Туда неси, мое где счастье есть —
Наперекор волн времени теченью,
Покой души в былом дай мне обресть
[53].
Хотя данная строфа, несомненно, и отражает мировоззрение Лавкрафта, потеря большинства этих поэм на складе годами позже не представляется невыносимой трагедией.
Когда его старшая тетя вышла замуж за Франклина Чейза Кларка, у него появился товарищ, увлекающийся подобной поэзией. Доктор Кларк был эрудированным врачом, переводившим – для собственного удовольствия – стихотворения Гомера, Вергилия, Лукреция и Стация. Он поддерживал и наставлял пробы пера юного Лавкрафта в георгианской прозе и поэзии.
Однако языческие боги Лавкрафта еще не закончили одаривать его причудами. Филлипсы были трезвенниками. Лавкрафт говорил: «Что до моей семьи, в ней вино было под запретом целых три поколения. Лишь около четверти консервативных домов этого района как-то употребляли его».
В январе 1896 года бабушка Лавкрафта, эта «невозмутимая и молчаливая леди» Роби Плейс Филлипс, умерла. Поскольку в то время к трауру относились со всей серьезностью, женщины Филлипсов надели черные платья, которые «внушили мне [Лавкрафту] такой ужас и отвращение, что я, только лишь для облегчения, тайком прикалывал кусочки ярких тканей или бумаги к их подолам. Им приходилось тщательно осматривать себя перед принятием посетителей или выходом!»
[54]
В последовавший период уныния пятилетний Лавкрафт сумел завладеть книгой «Свет и тень» Джона Б. Гофа, активиста движения за трезвый образ жизни. Книга изобиловала откровенными максимами вроде: «Не существует торговли более вредоносной для общества, более опасной для людей и более ожесточающей для дельца, нежели торговля хмельными напитками. …Не будь напасти пьянства, число преступников было бы таким маленьким, что по меньшей мере две трети тюрем для осужденных преступников оказались бы пустыми…» Пиво «питает плотскую и животную натуру. Более всех других напитков оно ответственно за предумышленные и не спровоцированные преступления».
Гоф также стоял за строгое соблюдение воскресенья и осуждал ведение фотоальбомов. Его трезвеннические призывы нашли готового приверженца в лице юного Лавкрафта, ставшего страстным пожизненным сторонником сухого закона.
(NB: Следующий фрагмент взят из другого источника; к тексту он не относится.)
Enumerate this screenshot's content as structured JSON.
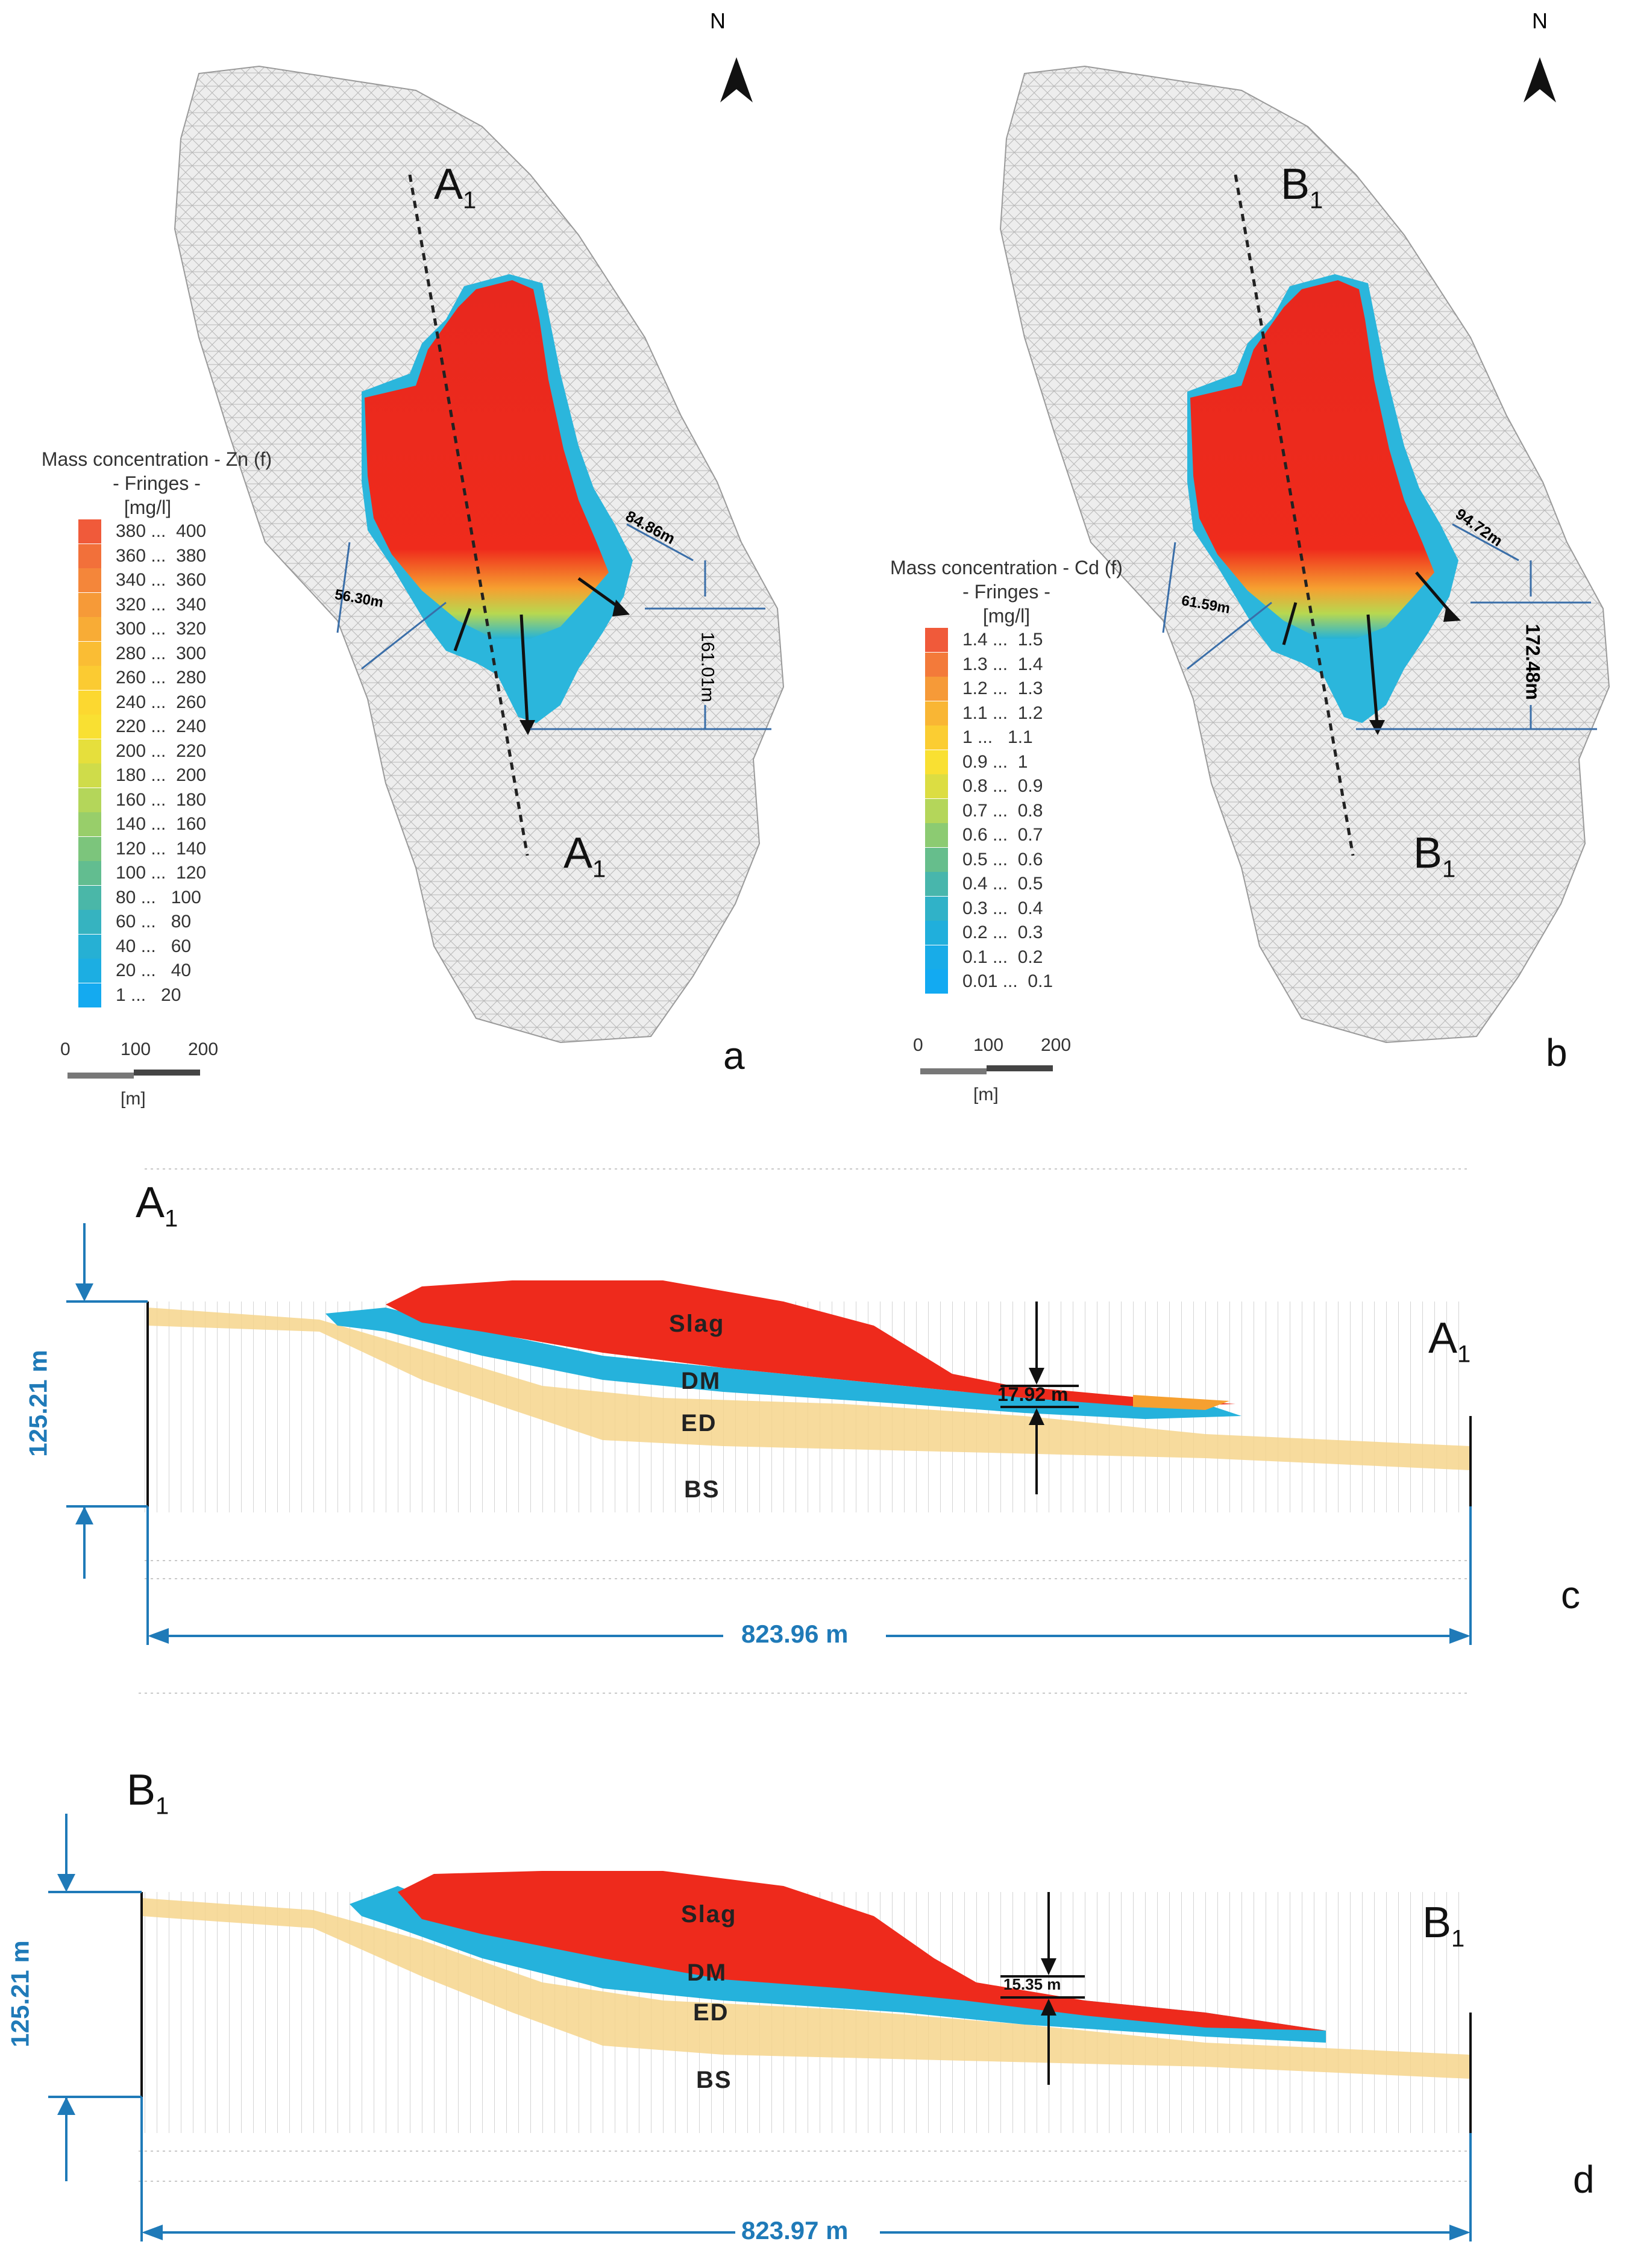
{
  "north_label": "N",
  "panel_a": {
    "letter": "a",
    "section_start": "A",
    "section_end": "A",
    "section_sub": "1",
    "dims": [
      "84.86m",
      "56.30m",
      "161.01m"
    ],
    "legend": {
      "title": "Mass concentration - Zn (f)",
      "subtitle": "- Fringes -",
      "unit": "[mg/l]",
      "entries": [
        {
          "range": "380 ...  400",
          "color": "#f05a3a"
        },
        {
          "range": "360 ...  380",
          "color": "#f2703a"
        },
        {
          "range": "340 ...  360",
          "color": "#f4863a"
        },
        {
          "range": "320 ...  340",
          "color": "#f69a38"
        },
        {
          "range": "300 ...  320",
          "color": "#f8ac36"
        },
        {
          "range": "280 ...  300",
          "color": "#fabd34"
        },
        {
          "range": "260 ...  280",
          "color": "#fbcb32"
        },
        {
          "range": "240 ...  260",
          "color": "#fcd830"
        },
        {
          "range": "220 ...  240",
          "color": "#f9e032"
        },
        {
          "range": "200 ...  220",
          "color": "#e6df3c"
        },
        {
          "range": "180 ...  200",
          "color": "#cfdc4a"
        },
        {
          "range": "160 ...  180",
          "color": "#b4d65a"
        },
        {
          "range": "140 ...  160",
          "color": "#98ce6a"
        },
        {
          "range": "120 ...  140",
          "color": "#7cc57c"
        },
        {
          "range": "100 ...  120",
          "color": "#62bd90"
        },
        {
          "range": "80 ...   100",
          "color": "#4ab7a8"
        },
        {
          "range": "60 ...   80",
          "color": "#36b3c0"
        },
        {
          "range": "40 ...   60",
          "color": "#26b0d4"
        },
        {
          "range": "20 ...   40",
          "color": "#1caee2"
        },
        {
          "range": "1 ...   20",
          "color": "#14aaf0"
        }
      ]
    },
    "scale": {
      "ticks": [
        "0",
        "100",
        "200"
      ],
      "unit": "[m]"
    }
  },
  "panel_b": {
    "letter": "b",
    "section_start": "B",
    "section_end": "B",
    "section_sub": "1",
    "dims": [
      "94.72m",
      "61.59m",
      "172.48m"
    ],
    "legend": {
      "title": "Mass concentration - Cd (f)",
      "subtitle": "- Fringes -",
      "unit": "[mg/l]",
      "entries": [
        {
          "range": "1.4 ...  1.5",
          "color": "#f05a3a"
        },
        {
          "range": "1.3 ...  1.4",
          "color": "#f37a3a"
        },
        {
          "range": "1.2 ...  1.3",
          "color": "#f69a38"
        },
        {
          "range": "1.1 ...  1.2",
          "color": "#f9b634"
        },
        {
          "range": "1 ...   1.1",
          "color": "#fbcd32"
        },
        {
          "range": "0.9 ...  1",
          "color": "#f9e032"
        },
        {
          "range": "0.8 ...  0.9",
          "color": "#dcdd42"
        },
        {
          "range": "0.7 ...  0.8",
          "color": "#b4d65a"
        },
        {
          "range": "0.6 ...  0.7",
          "color": "#8ccb72"
        },
        {
          "range": "0.5 ...  0.6",
          "color": "#66be8c"
        },
        {
          "range": "0.4 ...  0.5",
          "color": "#48b6ac"
        },
        {
          "range": "0.3 ...  0.4",
          "color": "#30b2c8"
        },
        {
          "range": "0.2 ...  0.3",
          "color": "#20afdc"
        },
        {
          "range": "0.1 ...  0.2",
          "color": "#18ace8"
        },
        {
          "range": "0.01 ...  0.1",
          "color": "#12aaf2"
        }
      ]
    },
    "scale": {
      "ticks": [
        "0",
        "100",
        "200"
      ],
      "unit": "[m]"
    }
  },
  "panel_c": {
    "letter": "c",
    "start": "A",
    "end": "A",
    "sub": "1",
    "height_dim": "125.21 m",
    "length_dim": "823.96 m",
    "thickness": "17.92 m",
    "layers": {
      "slag": "Slag",
      "dm": "DM",
      "ed": "ED",
      "bs": "BS"
    }
  },
  "panel_d": {
    "letter": "d",
    "start": "B",
    "end": "B",
    "sub": "1",
    "height_dim": "125.21 m",
    "length_dim": "823.97 m",
    "thickness": "15.35 m",
    "layers": {
      "slag": "Slag",
      "dm": "DM",
      "ed": "ED",
      "bs": "BS"
    }
  }
}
Он похвалялся, что никогда не пробовал спиртных напитков, и через тридцать лет после своего обращения Гофом убеждал своих друзей по переписке, что «существование хмельных напитков, безусловно, почти неослабевающее зло с точки зрения правильно и изысканно развитой цивилизации, ибо я не вижу, что они что-либо дают, кроме как огрубляют, превращают в животное и унижают». Он также сказал: «У меня вызывает тошноту даже вонь находящихся на расстоянии любых алкогольных напитков»
[55]. Но, поскольку он присутствовал – и без видимых негативных последствий для своего здоровья – на многих званных вечерах, где подавались спиртные напитки, это заявление, вероятно, было лишь защитной тирадой, нежели фактом.